When the burgeoning online gamer community didn’t make him feel inferior, it reflected an ugly self-image. Rodger let slip some disdain for a polite pair of housemates who did nothing but stay in and play video games all day. Later, he said he was repulsed to share his living space with “the biggest nerds I had ever seen,” two foreign students that he declared he would happily stab to death in their beds with “no regrets.” It appears, then, that video games impacted Rodger’s delusions only insofar as he thought them the typical vice of hopeless weaklings, losers, and virgins. His fury was directed exclusively at actual people, i.e. women, for driving him to those alternate realities in the first place. 

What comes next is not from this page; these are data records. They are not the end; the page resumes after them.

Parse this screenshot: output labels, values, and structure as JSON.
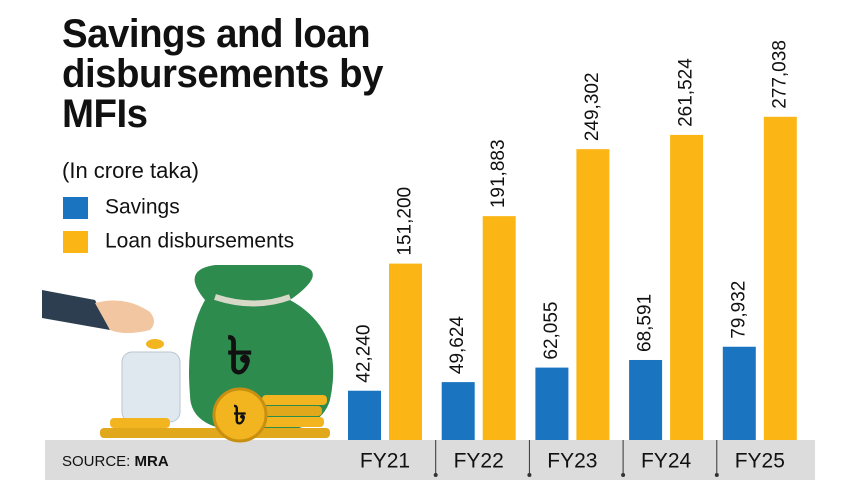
{
  "chart_data": {
    "type": "bar",
    "title": "Savings and loan disbursements by MFIs",
    "subtitle": "(In crore taka)",
    "categories": [
      "FY21",
      "FY22",
      "FY23",
      "FY24",
      "FY25"
    ],
    "series": [
      {
        "name": "Savings",
        "color": "#1a74c0",
        "values": [
          42240,
          49624,
          62055,
          68591,
          79932
        ],
        "value_labels": [
          "42,240",
          "49,624",
          "62,055",
          "68,591",
          "79,932"
        ]
      },
      {
        "name": "Loan disbursements",
        "color": "#fbb616",
        "values": [
          151200,
          191883,
          249302,
          261524,
          277038
        ],
        "value_labels": [
          "151,200",
          "191,883",
          "249,302",
          "261,524",
          "277,038"
        ]
      }
    ],
    "ylim": [
      0,
      300000
    ],
    "source_label": "SOURCE:",
    "source": "MRA"
  }
}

Rodger’s concluding remarks touch upon the ideas of abolishing sex and the forced artificial insemination of women, the first steps toward an imagined utopia. “In such a pure world,” he argues, “the man’s mind can develop to greater heights than ever before. Future generations will live their lives free of having to worry about the barbarity of sex and women, which will enable them to expand their intelligence and advance the human race to a state of perfect civilization.”

I can’t imagine there’s much call for violent games in a post-masculine paradise like that.